The pari passu principle and the statutory priority of costs are important cornerstones of the UK’s insolvency system and should be inviolable. As a result, despite the RPBs reference to consideration of the Code of Ethics, that consideration has to be put into context, and that context is the wider insolvency regime. 

We think that it is clear that the cases that the RPBs are particularly concerned about are those where the funds held in the company’s bank account are solely used to pay the costs of the liquidation or Administration. In those situations, they see the IP as having a self-interest threat in instructing the directors to remit the funds to them. The IP will have to apply the 3rd party test, i.e. what “a reasonable and informed 3rd party who weighs all the relevant facts and circumstances that the IP knows, or could reasonably, be expected to know, would be likely to conclude”. After applying that test the conclusion could possibly be that in giving such advice the IP is NOT complying with the fundamental principles. There is a clear self-interest threat in such cases. However, the alternatives to not remitting the funds to the IP and/or the directors not using the funds to pay the costs of the insolvency procedure, are either that the directors have to pay the costs personally, or the company is denied access to an insolvency procedure, something that is not in the interests of the creditors as a whole. Consequently, an IP should be able to conclude in their file note in the vast majority of cases that it is appropriate to advise the directors to remit the funds to them and/or use them to pay their fees pre-appointment. The IP will also have to identify the threat and evaluate the threat when completing their ethics checklist.
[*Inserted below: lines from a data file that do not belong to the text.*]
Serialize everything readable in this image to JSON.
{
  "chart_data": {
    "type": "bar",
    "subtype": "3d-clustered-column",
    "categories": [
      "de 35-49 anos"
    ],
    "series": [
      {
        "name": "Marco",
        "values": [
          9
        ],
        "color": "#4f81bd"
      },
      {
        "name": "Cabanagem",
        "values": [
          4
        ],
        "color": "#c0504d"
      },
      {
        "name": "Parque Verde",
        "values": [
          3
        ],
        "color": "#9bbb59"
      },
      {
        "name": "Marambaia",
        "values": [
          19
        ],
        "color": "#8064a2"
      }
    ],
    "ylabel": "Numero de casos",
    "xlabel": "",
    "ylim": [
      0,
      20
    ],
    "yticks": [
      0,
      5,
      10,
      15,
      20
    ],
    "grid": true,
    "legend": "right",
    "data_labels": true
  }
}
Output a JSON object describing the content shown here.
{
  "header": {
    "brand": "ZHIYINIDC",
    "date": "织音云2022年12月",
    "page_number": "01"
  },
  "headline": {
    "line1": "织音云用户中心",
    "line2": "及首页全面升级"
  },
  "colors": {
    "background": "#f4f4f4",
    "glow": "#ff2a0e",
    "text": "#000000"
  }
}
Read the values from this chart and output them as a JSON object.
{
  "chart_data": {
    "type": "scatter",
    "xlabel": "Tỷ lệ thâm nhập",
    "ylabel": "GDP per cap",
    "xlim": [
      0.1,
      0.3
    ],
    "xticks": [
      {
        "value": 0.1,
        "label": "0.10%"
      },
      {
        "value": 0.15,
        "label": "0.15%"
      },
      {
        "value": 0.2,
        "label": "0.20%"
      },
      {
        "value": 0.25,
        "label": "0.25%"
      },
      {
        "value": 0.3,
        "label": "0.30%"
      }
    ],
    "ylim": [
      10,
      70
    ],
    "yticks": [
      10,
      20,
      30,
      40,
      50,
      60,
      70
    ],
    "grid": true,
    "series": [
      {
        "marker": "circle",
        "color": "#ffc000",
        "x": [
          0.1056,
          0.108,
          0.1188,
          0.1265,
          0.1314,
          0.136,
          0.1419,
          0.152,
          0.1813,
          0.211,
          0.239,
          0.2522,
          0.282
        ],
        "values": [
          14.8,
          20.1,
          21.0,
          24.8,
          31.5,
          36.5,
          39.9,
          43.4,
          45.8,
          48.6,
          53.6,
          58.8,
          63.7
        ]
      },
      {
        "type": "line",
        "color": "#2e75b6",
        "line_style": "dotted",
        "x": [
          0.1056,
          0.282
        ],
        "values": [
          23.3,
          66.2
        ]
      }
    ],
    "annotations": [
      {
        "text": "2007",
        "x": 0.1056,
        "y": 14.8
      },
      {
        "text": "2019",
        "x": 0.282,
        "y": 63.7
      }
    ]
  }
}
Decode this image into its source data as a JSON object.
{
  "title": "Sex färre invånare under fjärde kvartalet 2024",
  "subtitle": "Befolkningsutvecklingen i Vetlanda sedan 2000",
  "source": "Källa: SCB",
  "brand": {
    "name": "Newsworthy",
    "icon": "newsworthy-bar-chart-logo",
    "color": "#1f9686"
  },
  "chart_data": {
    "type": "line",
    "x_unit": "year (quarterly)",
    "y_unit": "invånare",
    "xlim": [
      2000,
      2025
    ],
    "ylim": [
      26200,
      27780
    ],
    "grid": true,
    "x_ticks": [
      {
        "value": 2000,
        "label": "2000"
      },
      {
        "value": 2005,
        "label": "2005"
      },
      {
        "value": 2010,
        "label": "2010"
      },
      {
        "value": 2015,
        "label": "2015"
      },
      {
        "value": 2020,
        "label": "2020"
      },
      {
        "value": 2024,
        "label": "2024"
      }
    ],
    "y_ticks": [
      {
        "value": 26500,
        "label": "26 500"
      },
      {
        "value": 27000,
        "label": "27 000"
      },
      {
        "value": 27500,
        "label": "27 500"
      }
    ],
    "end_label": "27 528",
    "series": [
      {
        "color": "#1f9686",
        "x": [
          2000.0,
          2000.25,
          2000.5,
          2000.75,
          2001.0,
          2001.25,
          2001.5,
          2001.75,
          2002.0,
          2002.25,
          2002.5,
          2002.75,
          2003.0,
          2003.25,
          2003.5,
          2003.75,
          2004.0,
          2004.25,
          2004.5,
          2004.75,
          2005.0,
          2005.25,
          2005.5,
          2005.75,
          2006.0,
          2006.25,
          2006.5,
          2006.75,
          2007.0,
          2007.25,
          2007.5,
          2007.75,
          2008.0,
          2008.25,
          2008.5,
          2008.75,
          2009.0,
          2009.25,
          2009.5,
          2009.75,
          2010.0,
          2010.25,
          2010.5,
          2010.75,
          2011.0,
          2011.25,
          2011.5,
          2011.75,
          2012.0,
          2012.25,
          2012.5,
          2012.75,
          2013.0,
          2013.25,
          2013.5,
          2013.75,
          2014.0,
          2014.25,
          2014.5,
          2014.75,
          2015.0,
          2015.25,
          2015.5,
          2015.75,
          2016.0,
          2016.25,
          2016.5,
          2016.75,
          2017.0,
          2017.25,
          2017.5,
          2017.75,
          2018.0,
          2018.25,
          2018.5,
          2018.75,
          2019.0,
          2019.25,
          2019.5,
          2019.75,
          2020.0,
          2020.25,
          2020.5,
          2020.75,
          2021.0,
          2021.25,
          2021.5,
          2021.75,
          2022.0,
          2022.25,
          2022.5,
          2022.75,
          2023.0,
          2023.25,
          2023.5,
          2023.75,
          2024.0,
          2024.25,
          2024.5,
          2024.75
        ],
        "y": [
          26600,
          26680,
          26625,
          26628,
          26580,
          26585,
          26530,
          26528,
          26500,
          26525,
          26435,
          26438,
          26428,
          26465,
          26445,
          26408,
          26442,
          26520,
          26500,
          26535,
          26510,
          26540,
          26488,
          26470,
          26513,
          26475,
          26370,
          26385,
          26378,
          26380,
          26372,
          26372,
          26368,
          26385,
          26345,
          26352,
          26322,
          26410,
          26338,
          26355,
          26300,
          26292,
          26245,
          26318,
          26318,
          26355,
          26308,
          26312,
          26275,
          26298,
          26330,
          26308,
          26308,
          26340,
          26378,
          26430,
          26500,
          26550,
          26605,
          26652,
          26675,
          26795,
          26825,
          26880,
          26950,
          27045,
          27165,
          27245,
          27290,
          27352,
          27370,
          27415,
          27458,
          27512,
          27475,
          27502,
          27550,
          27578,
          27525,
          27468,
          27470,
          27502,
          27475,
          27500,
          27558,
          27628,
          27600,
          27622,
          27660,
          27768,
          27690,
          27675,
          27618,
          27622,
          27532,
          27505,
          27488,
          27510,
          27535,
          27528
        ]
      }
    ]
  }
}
Finally, another area that is of concern to the RPBs is where the company’s borrowings are secured by a floating charge. In our original Blog Article we suggested that where a company had given floating charge security in respect of its borrowings an IP should not advise the directors to remit the bank balance to them. Having thought about it, we consider that the situation is less clear cut than where the company has not given any security. As a result, it is certainly harder for an IP to justify advising the directors to remit the bank balance to them, but there is no prohibition from doing so, as long as the approach can be justified in the case in question. That is the sort of situation where, as the RPB’s note to FAQ10 indicates, an IP is going to need advice.